Zuletzt aktualisiert: 5. April 2026

Hören Sie, wir haben freesalaries entwickelt, weil wir der Meinung sind, dass Gehaltstransparenz nicht auf Kosten Ihrer persönlichen Privatsphäre gehen sollte.

1. Die Grundphilosophie

Im Gegensatz zu herkömmlichen Jobplattformen, die Ihren Lebenslauf, Ihre Telefonnummer und Ihre E-Mail-Adresse verlangen, nur um Ihnen eine Gehaltsspanne zu zeigen, wollen wir absolut nichts davon.
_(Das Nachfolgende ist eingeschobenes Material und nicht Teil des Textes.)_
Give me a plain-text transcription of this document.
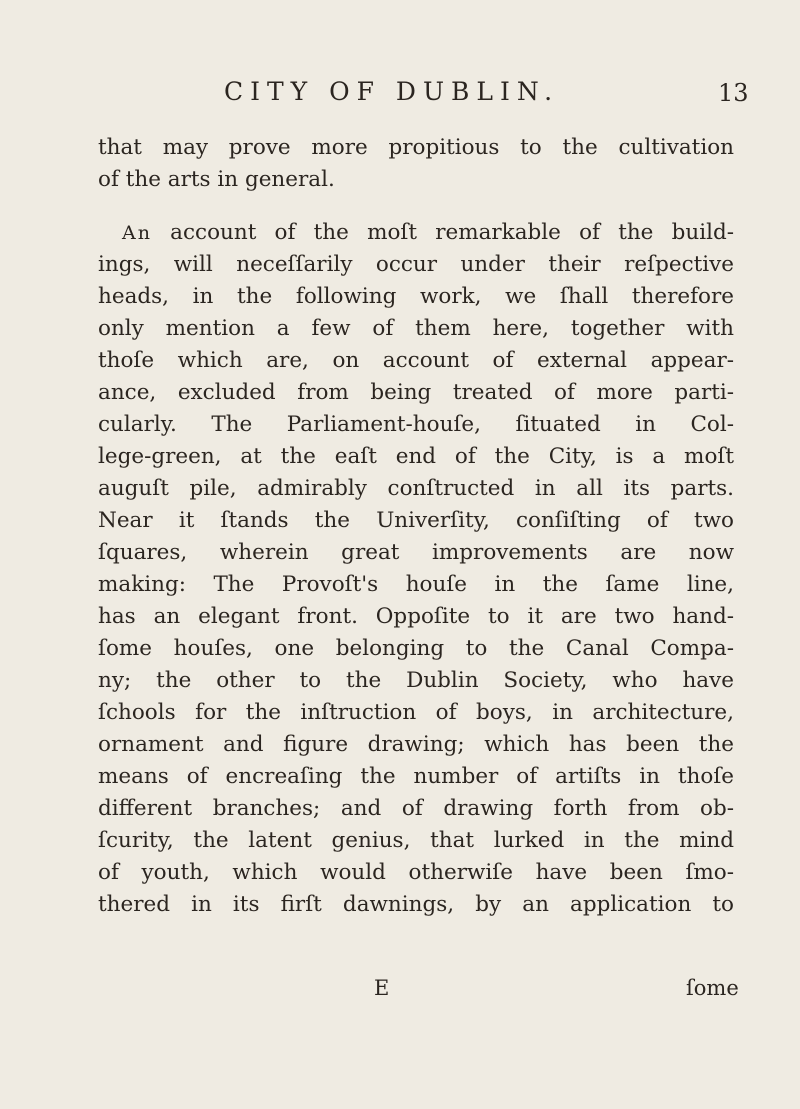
CITY OF DUBLIN.	13
that may prove more propitious to the cultivation
of the arts in general.
An account of the moſt remarkable of the build-
ings, will neceſſarily occur under their reſpective
heads, in the following work, we ſhall therefore
only mention a few of them here, together with
thoſe which are, on account of external appear-
ance, excluded from being treated of more parti-
cularly. The Parliament-houſe, ſituated in Col-
lege-green, at the eaſt end of the City, is a moſt
auguſt pile, admirably conſtructed in all its parts.
Near it ſtands the Univerſity, conſiſting of two
ſquares, wherein great improvements are now
making: The Provoſt's houſe in the ſame line,
has an elegant front. Oppoſite to it are two hand-
ſome houſes, one belonging to the Canal Compa-
ny; the other to the Dublin Society, who have
ſchools for the inſtruction of boys, in architecture,
ornament and figure drawing; which has been the
means of encreaſing the number of artiſts in thoſe
different branches; and of drawing forth from ob-
ſcurity, the latent genius, that lurked in the mind
of youth, which would otherwiſe have been ſmo-
thered in its firſt dawnings, by an application to
E	ſome
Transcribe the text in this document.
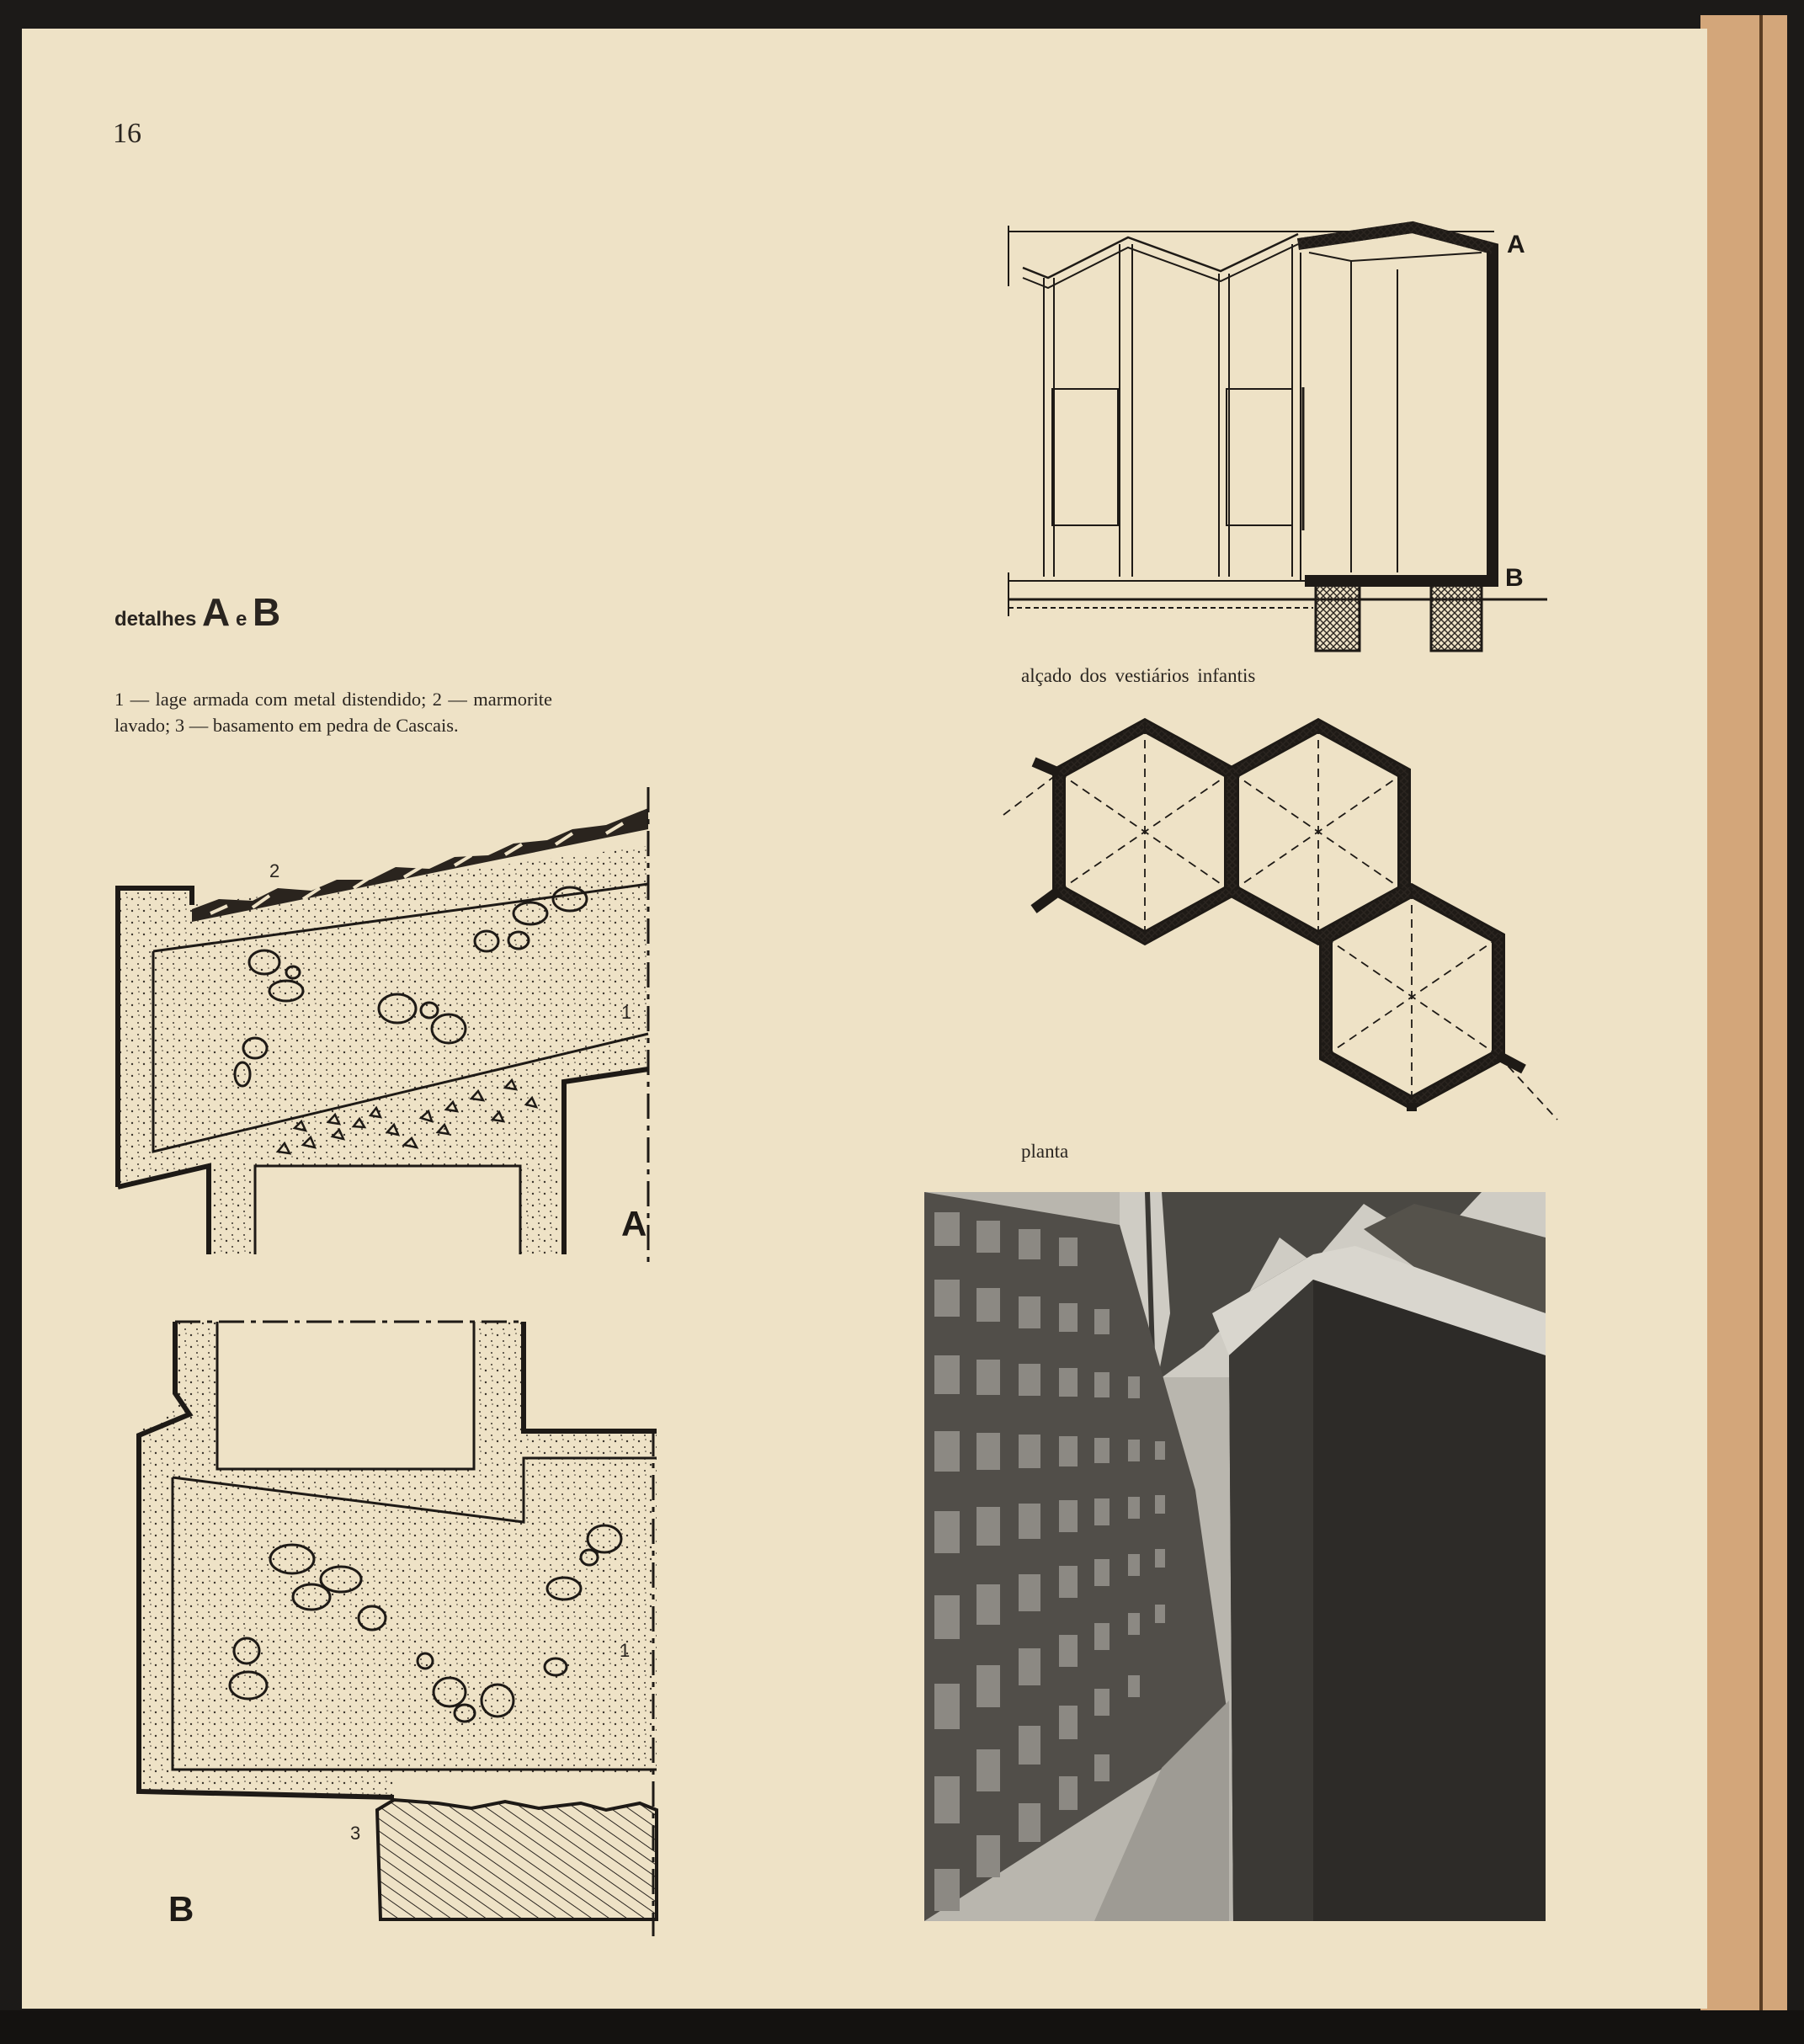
2
1
A
1
3
B
A
B
16
detalhes A e B
1 — lage armada com metal distendido; 2 — marmorite lavado; 3 — basamento em pedra de Cascais.
alçado dos vestiários infantis
planta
Wir arbeiten mit einem Modell streng anonymer, aggregierter Daten.

2. Daten, die wir tatsächlich sammeln

Wenn Sie Ihre Vergütung übermitteln, speichern wir buchstäblich nur die von Ihnen ausgewählten Zahlen und Kategorien. Wir fragen nicht nach Ihrem Namen oder Ihrer E-Mail-Adresse. Da wir über kein Benutzerregistrierungssystem verfügen, gibt es kein Konto, das diese Daten mit Ihrer realen Identität verknüpft.

3. Was ist mit IP-Adressen?

Standardmäßig protokollieren Webserver IP-Adressen, um Bot-Angriffe zu verhindern. Wir hashen und löschen diese Adressen jedoch sofort, nachdem Ratenbegrenzungen zwischengespeichert wurden. Ihre IP wird niemals direkt mit Ihrer individuellen Gehaltsübermittlung verknüpft.

4. Cookies und Tracking

Wir verwenden ausschließlich wesentliche Cookies, um Ihre Spracheinstellung und Ihr Design der Benutzeroberfläche zu speichern. Wir verwenden außerdem datenschutzfreundliche Analysen, nur um zu sehen, wie viele Personen die Website besuchen.

5. Mit wem wir Daten teilen

Der Sinn dieser Plattform besteht darin, aggregierte Gehaltsdaten öffentlich mit jedem zu teilen. Das ist das Produkt. Wir werden niemals im Hintergrund ein Profil von Ihnen an Werbetreibende verkaufen – in erster Linie deshalb, weil wir diese Daten einfach nicht besitzen.

6. Ihre Rechte

Da unsere Übermittlungen zu 100 % anonym sind, können wir nicht mathematisch beweisen, welcher Datensatz Ihnen gehört. Daher wird ein Gehalt, sobald es übermittelt wurde, zu einem dauerhaften Bestandteil des öffentlichen Datensatzes.